According to Wikipedia (which is a bad source, I know) A neural network is comprised of
An input layer of A neurons
Multiple (B) Hidden layers each comprised of C neurons.
An output layer of "D" neurons.
I understand what does input and output layers mean.
My question is how to determine an optimal amount of layers and neuron-per-layer?
- What is the advantage/disadvantage of a increasing "B"?
- What is the advantage/disadvantage of a increasing "C"?
- What is the difference between increasing "B" vs. "C"?
Is it only the amount of time (limits of processing power) or will making the network deeper limit quality of results and should I focus more on depth (more layers) or on breadth (more neurons per layer)?
The number of layers/nodes depends on the classification task and what you expect of the NN. Theoretically, if you have a linearly separable function/decision (e.g the boolean AND function), 1 layer (i.e only the input layer with no hidden layer) will be able to form a hyperplane and would be enough. If your function isn't linearly separable (e.g the boolean XOR), then you need hidden layers.
With 1 hidden layer, you can form any, possibly unbounded convex region. Any bounded continuous function with a finite mapping can be represented. More on that here.
2 hidden layers, on the other hand, are capable of representing arbitrarily complex decision boundaries. The only limitation is the number of nodes. In a typical 2-hidden layer network, first layer computes the regions and the second layer computes an AND operation (one for each hypercube). Lastly, the output layer computes an OR operation.
According to Kolmogorov's Theorem, all functions can be learned by a 2-hidden layer network and you never ever need more than 2 hidden layers. However, in practice, 1-hidden-layer almost always does the work.
In summary, fix B=0 for linearly separable functions and B=1 for everything else.
As for C and the relationship of B and C, have a look The Number of Hidden Layers. It provides general information and mentions underfitting, overfitting.
The author suggests one of the following as a rule of thumb:
Answer 1. One Layer will model most of the problems OR at max two layers can be used.
Answer 2. If an inadequate number of neurons are used, the network will be unable to model complex data, and the resulting fit will be poor. If too many neurons are used, the training time may become excessively long, and, worse, the network may over fit the data. When overfitting $ occurs, the network will begin to model random noise in the data. The result is that the model fits the training data extremely well, but it generalizes poorly to new, unseen data. Validation must be used to test for this.
$ What is overfitting?
In statistics, overfitting occurs when a statistical model describes random error or noise instead of the underlying relationship. Overfitting generally occurs when a model is excessively complex, such as having too many parameters relative to the number of observations. A model which has been overfit will generally have poor predictive performance, as it can exaggerate minor fluctuations in the data. The concept of overfitting is important in machine learning. Usually a learning algorithm is trained using some set of training examples, i.e. exemplary situations for which the desired output is known.
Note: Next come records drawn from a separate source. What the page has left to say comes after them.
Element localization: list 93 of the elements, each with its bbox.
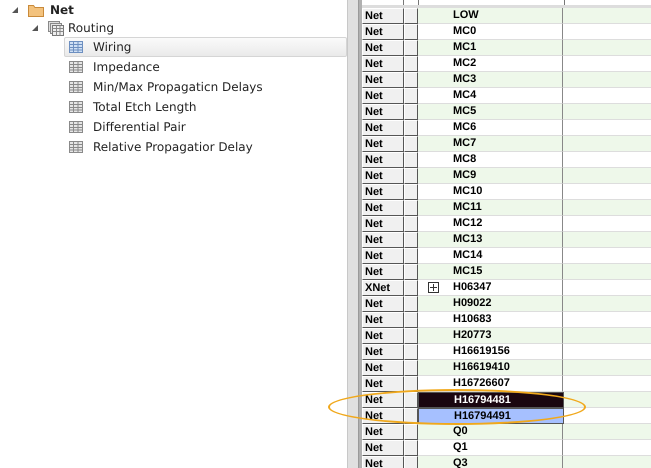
table-cell: Net: [362, 120, 404, 136]
table-cell: Net: [362, 72, 404, 88]
table-cell: Net: [362, 152, 404, 168]
table-cell: Net: [362, 440, 404, 456]
table-cell: Net: [362, 56, 404, 72]
tree-item[interactable]: Total Etch Length: [64, 97, 347, 117]
table-cell[interactable]: H20773: [418, 328, 563, 344]
table-cell[interactable]: H09022: [418, 296, 563, 312]
table-cell: Net: [362, 264, 404, 280]
table-cell: Net: [362, 408, 404, 424]
tree-item[interactable]: Impedance: [64, 57, 347, 77]
table-cell[interactable]: MC11: [418, 200, 563, 216]
table-cell: Net: [362, 8, 404, 24]
table-cell: Net: [362, 392, 404, 408]
table-cell[interactable]: H16794491: [418, 408, 564, 424]
row-header-cell: [404, 24, 418, 40]
row-header-cell: [404, 120, 418, 136]
table-cell[interactable]: MC3: [418, 72, 563, 88]
table-cell: Net: [362, 200, 404, 216]
table-cell[interactable]: H16794481: [418, 392, 564, 408]
row-header-cell: [404, 408, 418, 424]
table-cell: Net: [362, 40, 404, 56]
row-header-cell: [404, 296, 418, 312]
table-cell: Net: [362, 104, 404, 120]
table-cell: Net: [362, 296, 404, 312]
expand-triangle-icon[interactable]: [32, 25, 38, 31]
folder-icon: [28, 4, 44, 16]
table-cell: Net: [362, 344, 404, 360]
table-cell: Net: [362, 184, 404, 200]
row-header-cell: [404, 88, 418, 104]
table-cell: Net: [362, 232, 404, 248]
table-icon: [69, 101, 83, 113]
tree-item[interactable]: Differential Pair: [64, 117, 347, 137]
row-header-cell: [404, 280, 418, 296]
tree-item[interactable]: Min/Max Propagaticn Delays: [64, 77, 347, 97]
row-header-cell: [404, 56, 418, 72]
row-header-cell: [404, 200, 418, 216]
row-header-cell: [404, 360, 418, 376]
row-header-cell: [404, 376, 418, 392]
row-header-cell: [404, 440, 418, 456]
table-icon: [69, 41, 83, 53]
row-header-cell: [404, 136, 418, 152]
row-header-cell: [404, 8, 418, 24]
table-cell[interactable]: MC9: [418, 168, 563, 184]
row-header-cell: [404, 456, 418, 468]
expand-triangle-icon[interactable]: [12, 7, 18, 13]
table-cell: Net: [362, 216, 404, 232]
tables-icon: [48, 20, 64, 36]
table-cell: Net: [362, 424, 404, 440]
row-header-cell: [404, 328, 418, 344]
row-header-cell: [404, 184, 418, 200]
row-header-cell: [404, 40, 418, 56]
row-header-cell: [404, 72, 418, 88]
table-cell: Net: [362, 24, 404, 40]
table-cell: Net: [362, 88, 404, 104]
table-cell[interactable]: MC13: [418, 232, 563, 248]
table-cell[interactable]: H16619410: [418, 360, 563, 376]
row-header-cell: [404, 264, 418, 280]
row-header-cell: [404, 312, 418, 328]
table-cell[interactable]: Q0: [418, 424, 563, 440]
tree-item[interactable]: Routing: [68, 21, 114, 35]
table-cell: Net: [362, 168, 404, 184]
row-header-cell: [404, 232, 418, 248]
table-cell[interactable]: MC5: [418, 104, 563, 120]
row-header-cell: [404, 248, 418, 264]
table-icon: [69, 141, 83, 153]
table-icon: [69, 61, 83, 73]
row-header-cell: [404, 344, 418, 360]
table-cell: Net: [362, 312, 404, 328]
table-cell: Net: [362, 248, 404, 264]
tree-item[interactable]: Net: [50, 3, 74, 17]
expand-plus-icon[interactable]: [428, 282, 439, 293]
table-cell[interactable]: LOW: [418, 8, 563, 24]
row-header-cell: [404, 392, 418, 408]
tree-item[interactable]: Relative Propagatior Delay: [64, 137, 347, 157]
row-header-cell: [404, 104, 418, 120]
row-header-cell: [404, 152, 418, 168]
table-cell: XNet: [362, 280, 404, 296]
table-cell: Net: [362, 360, 404, 376]
table-cell[interactable]: MC15: [418, 264, 563, 280]
table-cell: Net: [362, 328, 404, 344]
table-icon: [69, 121, 83, 133]
table-cell[interactable]: Q3: [418, 456, 563, 468]
table-cell[interactable]: MC7: [418, 136, 563, 152]
tree-item[interactable]: Wiring: [64, 37, 347, 57]
row-header-cell: [404, 216, 418, 232]
table-cell: Net: [362, 456, 404, 468]
table-cell: Net: [362, 136, 404, 152]
table-cell: Net: [362, 376, 404, 392]
row-header-cell: [404, 168, 418, 184]
row-header-cell: [404, 424, 418, 440]
table-icon: [69, 81, 83, 93]
table-cell[interactable]: MC1: [418, 40, 563, 56]
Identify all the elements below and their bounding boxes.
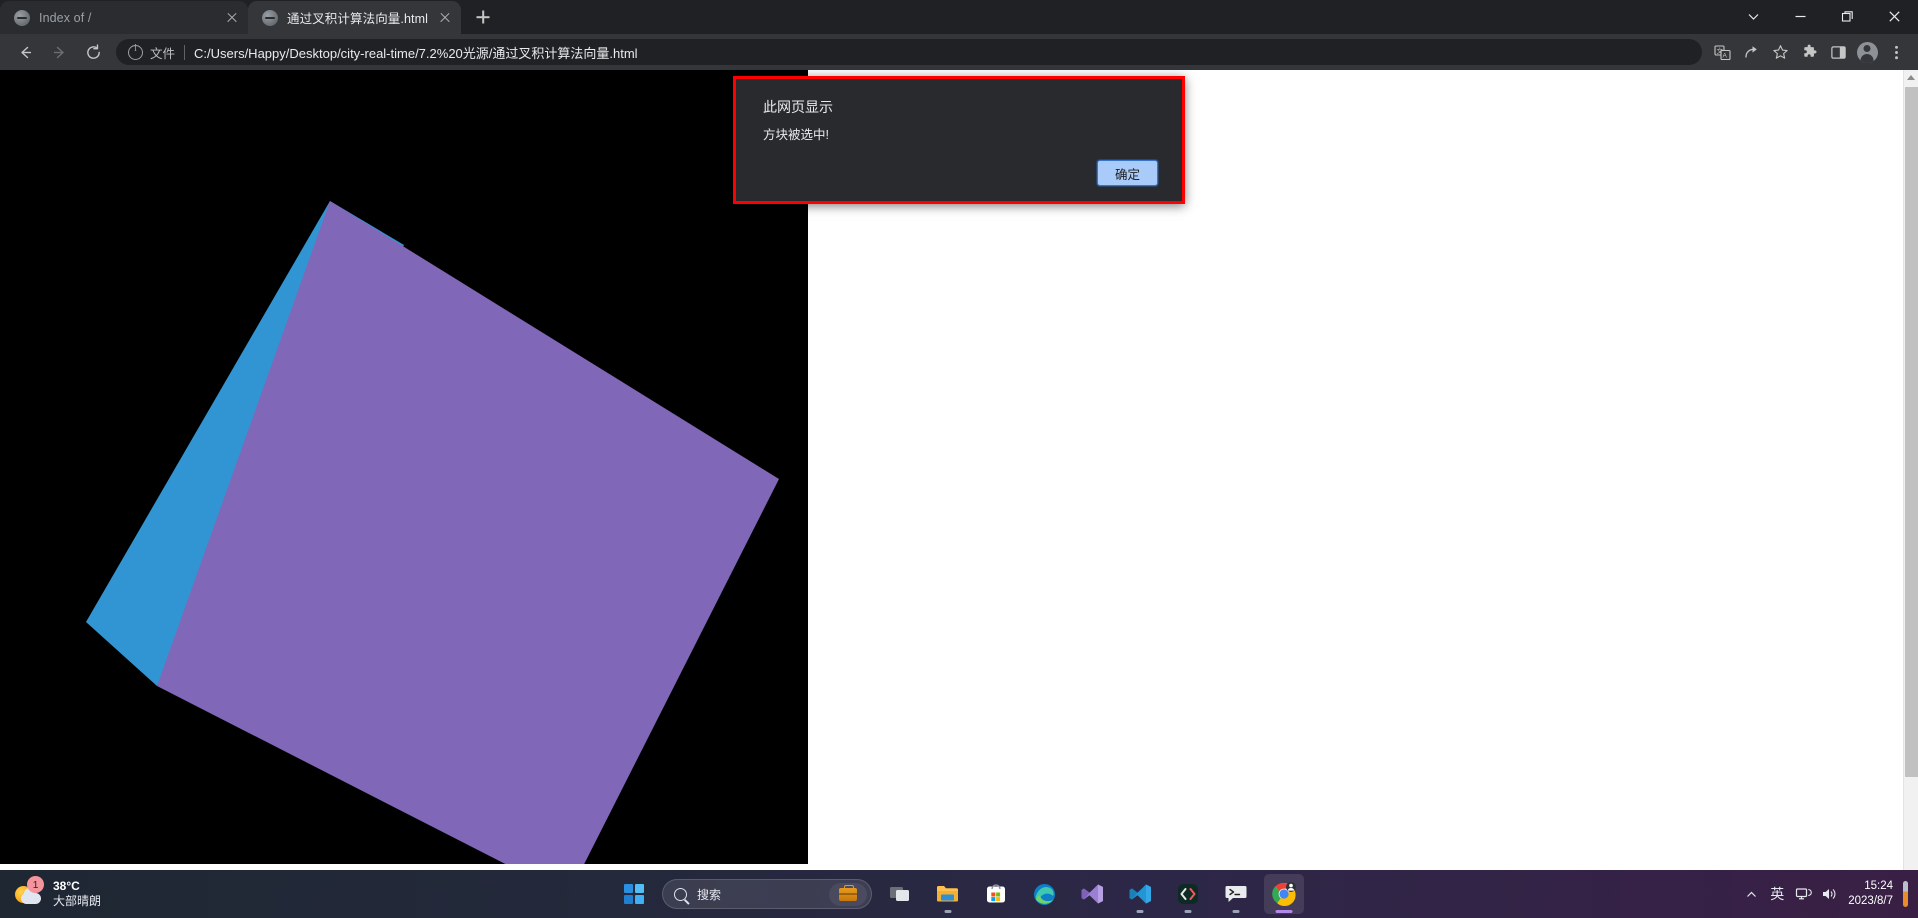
running-indicator (1232, 910, 1240, 913)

The learner is assumed to reach a state where it will also be able to predict the correct output for other examples, thus generalizing to situations not presented during training (based on its inductive bias). However, especially in cases where learning was performed too long or where training examples are rare, the learner may adjust to very specific random features of the training data, that have no causal relation to the target function. In this process of overfitting, the performance on the training examples still increases while the performance on unseen data becomes worse.
Answer 3. Read Answer 1 & 2.
Supervised Learning article on wikipedia (http://en.wikipedia.org/wiki/Supervised_learning) will give you more insight on what are the factors which are relly important with respect to any supervised learning system including Neural Netowrks. The article talks about Dimensionality of Input Space, Amount of training data, Noise etc.